= Ron Mock =

Ron Mock is Professor of Politics and Peace Studies at George Fox University. He is also a Quaker author in the area of peace studies and conflict resolution. Mock was previously a practicing attorney, an instructor at University of Detroit Law School and a founding director of the Christian Conciliation Service of Southeastern Michigan.

==Vocational history==
Mock received his undergraduate education at George Fox, where he would return in 1985 as a professor. His degree was a BA in History and Political Science. He then went on to an MPA from Drake University, and earned his JD from the University of Michigan. After three years of practicing law, he joined George Fox University as assistant director of its Center for Peace and Justice (then called the Center for Peace Learning). Since that time, he has remained in various positions at the University, including Associate Professor, Capstone Director, and University Scholars Program Director. His teaching includes peacemaking courses such as Conflict Resolution, law courses such as Constitutional Law and National Power, and other courses in politics.
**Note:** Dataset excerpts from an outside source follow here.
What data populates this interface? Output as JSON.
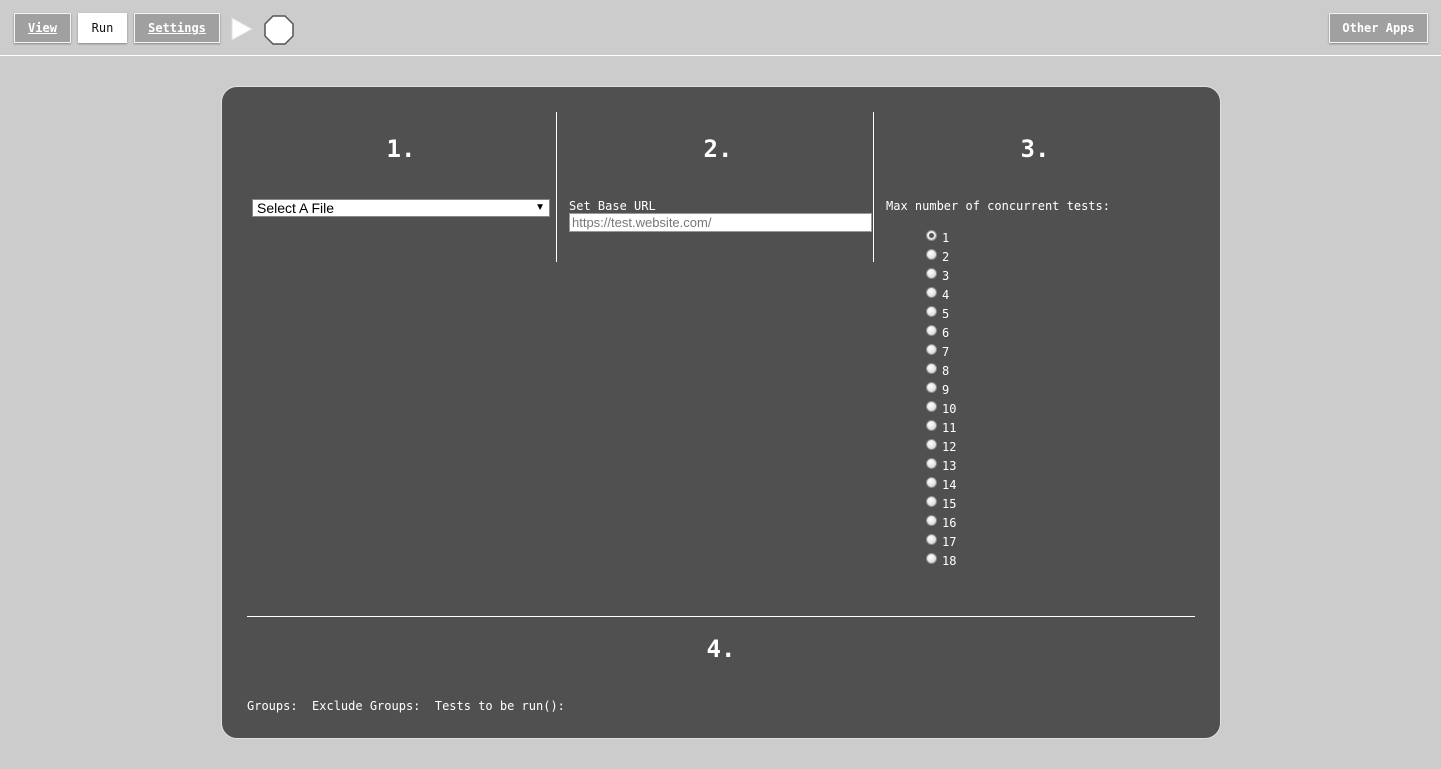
{
  "toolbar": {
    "view_label": "View",
    "run_label": "Run",
    "settings_label": "Settings",
    "other_apps_label": "Other Apps",
    "play_icon": "play-icon",
    "stop_icon": "stop-octagon-icon"
  },
  "panel": {
    "step1": "1.",
    "step2": "2.",
    "step3": "3.",
    "step4": "4.",
    "file_select": {
      "selected": "Select A File"
    },
    "base_url": {
      "label": "Set Base URL",
      "value": "",
      "placeholder": "https://test.website.com/"
    },
    "concurrency": {
      "label": "Max number of concurrent tests:",
      "options": [
        "1",
        "2",
        "3",
        "4",
        "5",
        "6",
        "7",
        "8",
        "9",
        "10",
        "11",
        "12",
        "13",
        "14",
        "15",
        "16",
        "17",
        "18"
      ],
      "selected": "1"
    },
    "groups_label": "Groups:",
    "exclude_groups_label": "Exclude Groups:",
    "tests_to_run_label": "Tests to be run():"
  },
  "colors": {
    "page_bg": "#cccccc",
    "panel_bg": "#505050",
    "button_bg": "#a0a0a0",
    "active_button_bg": "#ffffff",
    "text": "#ffffff"
  }
}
He also helped create George Fox University's Senior Capstone general education course.

==Peacemaking work==
The majority of Mock’s scholarship has been in the area of peacemaking, in particular Christian peacemaking. Besides his work at George Fox’s Center for Peace and Justice, and his work in direct community mediation, his most notable work in this area was the 2004 Loving Without Giving In, which attempts to provide a thoroughgoing Christian response to the horrors of 9/11. Specifically, the work seeks to explain first why terrorism, tyranny, and corruption are such political evils, and second why traditional military methods are not ideal for combating such problems. In his foreword to the book, Oregon Senator Mark Hatfield wrote that Mock "draws on sources typically ignored by policymakers to suggest new responses that offer genuine hope for a long-term winning strategy against terror and tyranny." His other notable academic work on peacemaking includes authoring "The Biblical Basis of Peacemaking" published in Quaker Theology, and co-authoring When the Rain Returns: Toward Justice and Reconciliation in Palestine and Israel, published by the American Friends Service committee.

Mock has also conducted numerous trips abroad in pursuit of peacemaking research, including to Nicaragua, Costa Rica, Netherlands, Jordan, Egypt, Israel, Palestine, and South Korea, and has completed (but not yet published) a work on the moral complexities of pacifism entitled Pacifist Under Pressure.